Postmortem of database outage of January 31

“Trying to restore the replication process, an engineer proceeds to wipe the PostgreSQL database directory, errantly thinking they were doing so on the secondary. Unfortunately this process was executed on the primary instead.”

Incident	#6 at Gitlab on 2017/01/31 by Sid Sijbrandij (CEO)
Full report	https://about.gitlab.com/blog/2017/02/10/postmortem-of-database-outage-of-january-31/
How it happened	Increased load on database servers (due to spam and/or an automated maintenance script) led to replication between primary and secondary falling behind and then failing. During mitigation an engineer accidentally deleted data from the primary database server, thinking they were operating on the secondary.
Architecture	PostgreSQL database with primary and secondary servers.
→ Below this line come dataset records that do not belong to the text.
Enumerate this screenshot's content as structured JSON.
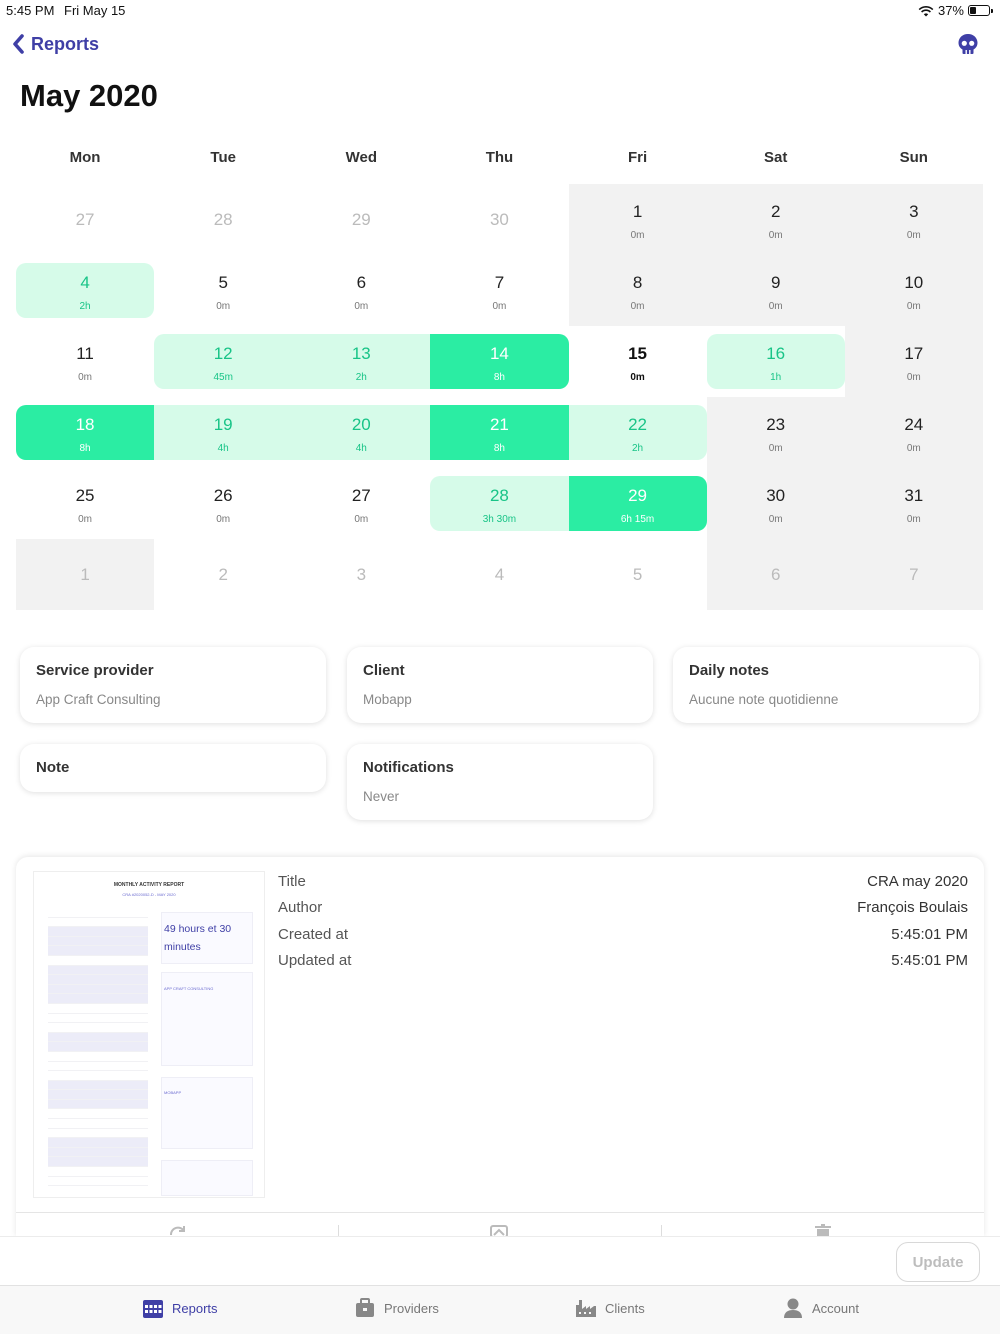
{
  "status_bar": {
    "time": "5:45 PM",
    "date": "Fri May 15",
    "battery": "37%"
  },
  "nav": {
    "back_label": "Reports"
  },
  "calendar": {
    "title": "May 2020",
    "weekdays": [
      "Mon",
      "Tue",
      "Wed",
      "Thu",
      "Fri",
      "Sat",
      "Sun"
    ],
    "weeks": [
      [
        {
          "day": "27",
          "dur": "",
          "other": true
        },
        {
          "day": "28",
          "dur": "",
          "other": true
        },
        {
          "day": "29",
          "dur": "",
          "other": true
        },
        {
          "day": "30",
          "dur": "",
          "other": true
        },
        {
          "day": "1",
          "dur": "0m",
          "bg": true
        },
        {
          "day": "2",
          "dur": "0m",
          "bg": true
        },
        {
          "day": "3",
          "dur": "0m",
          "bg": true
        }
      ],
      [
        {
          "day": "4",
          "dur": "2h",
          "hl": "light",
          "rl": true,
          "rr": true
        },
        {
          "day": "5",
          "dur": "0m"
        },
        {
          "day": "6",
          "dur": "0m"
        },
        {
          "day": "7",
          "dur": "0m"
        },
        {
          "day": "8",
          "dur": "0m",
          "bg": true
        },
        {
          "day": "9",
          "dur": "0m",
          "bg": true
        },
        {
          "day": "10",
          "dur": "0m",
          "bg": true
        }
      ],
      [
        {
          "day": "11",
          "dur": "0m"
        },
        {
          "day": "12",
          "dur": "45m",
          "hl": "light",
          "rl": true
        },
        {
          "day": "13",
          "dur": "2h",
          "hl": "light"
        },
        {
          "day": "14",
          "dur": "8h",
          "hl": "dark",
          "rr": true
        },
        {
          "day": "15",
          "dur": "0m",
          "today": true
        },
        {
          "day": "16",
          "dur": "1h",
          "hl": "light",
          "rl": true,
          "rr": true
        },
        {
          "day": "17",
          "dur": "0m",
          "bg": true
        }
      ],
      [
        {
          "day": "18",
          "dur": "8h",
          "hl": "dark",
          "rl": true
        },
        {
          "day": "19",
          "dur": "4h",
          "hl": "light"
        },
        {
          "day": "20",
          "dur": "4h",
          "hl": "light"
        },
        {
          "day": "21",
          "dur": "8h",
          "hl": "dark"
        },
        {
          "day": "22",
          "dur": "2h",
          "hl": "light",
          "rr": true
        },
        {
          "day": "23",
          "dur": "0m",
          "bg": true
        },
        {
          "day": "24",
          "dur": "0m",
          "bg": true
        }
      ],
      [
        {
          "day": "25",
          "dur": "0m"
        },
        {
          "day": "26",
          "dur": "0m"
        },
        {
          "day": "27",
          "dur": "0m"
        },
        {
          "day": "28",
          "dur": "3h 30m",
          "hl": "light",
          "rl": true
        },
        {
          "day": "29",
          "dur": "6h 15m",
          "hl": "dark",
          "rr": true
        },
        {
          "day": "30",
          "dur": "0m",
          "bg": true
        },
        {
          "day": "31",
          "dur": "0m",
          "bg": true
        }
      ],
      [
        {
          "day": "1",
          "dur": "",
          "other": true,
          "bg": true
        },
        {
          "day": "2",
          "dur": "",
          "other": true
        },
        {
          "day": "3",
          "dur": "",
          "other": true
        },
        {
          "day": "4",
          "dur": "",
          "other": true
        },
        {
          "day": "5",
          "dur": "",
          "other": true
        },
        {
          "day": "6",
          "dur": "",
          "other": true,
          "bg": true
        },
        {
          "day": "7",
          "dur": "",
          "other": true,
          "bg": true
        }
      ]
    ],
    "colors": {
      "light": "#d6fbe9",
      "dark": "#2beda3",
      "text_green": "#18c487"
    }
  },
  "cards": {
    "service_provider": {
      "title": "Service provider",
      "value": "App Craft Consulting"
    },
    "client": {
      "title": "Client",
      "value": "Mobapp"
    },
    "daily_notes": {
      "title": "Daily notes",
      "value": "Aucune note quotidienne"
    },
    "note": {
      "title": "Note"
    },
    "notifications": {
      "title": "Notifications",
      "value": "Never"
    }
  },
  "document": {
    "thumbnail": {
      "heading": "MONTHLY ACTIVITY REPORT",
      "subheading": "CRA #2020052-D - MAY 2020",
      "total": "49 hours et 30 minutes",
      "provider": "APP CRAFT CONSULTING",
      "client": "MOBAPP"
    },
    "meta": [
      {
        "label": "Title",
        "value": "CRA may 2020"
      },
      {
        "label": "Author",
        "value": "François Boulais"
      },
      {
        "label": "Created at",
        "value": "5:45:01 PM"
      },
      {
        "label": "Updated at",
        "value": "5:45:01 PM"
      }
    ]
  },
  "actions": {
    "update_label": "Update"
  },
  "tabbar": {
    "items": [
      {
        "label": "Reports",
        "icon": "calendar-icon",
        "active": true
      },
      {
        "label": "Providers",
        "icon": "briefcase-icon"
      },
      {
        "label": "Clients",
        "icon": "factory-icon"
      },
      {
        "label": "Account",
        "icon": "user-icon"
      }
    ],
    "accent": "#3f3fa6"
  }
}
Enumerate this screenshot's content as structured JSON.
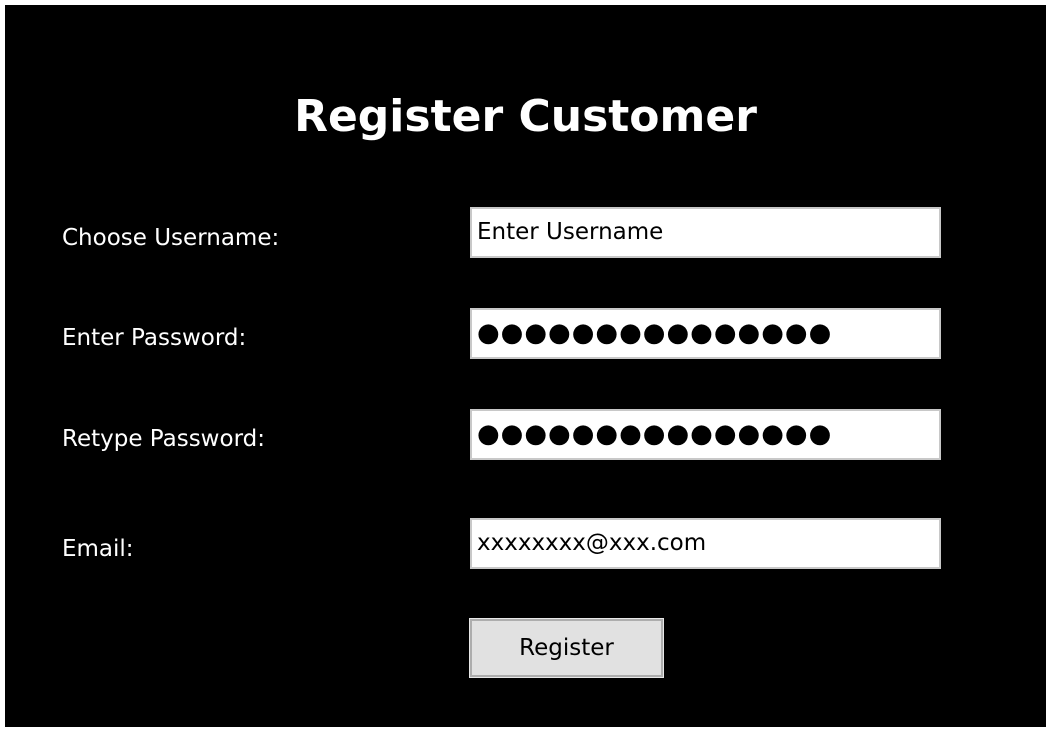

Azure disk snapshots, Logical Volume Manager (LVM) snapshots, and full backups uploaded to Amazon S3.
Technologies	PostgreSQL, Azure Disk Snapshots
Root cause	High load on database servers; the accidental removal of 300 GB of data from primary database server (during mitigation).
Failure	Data replication between primary and secondary servers fell behind and then failed. Data removal from primary database.
Impact	Service outage and permanent data loss (5,000 projects, 5,000 comments, and 700 new accounts).
Mitigation	Responders restored the databases using the Logical Volume Manager (LVM) snapshot created 6 hours before the outage.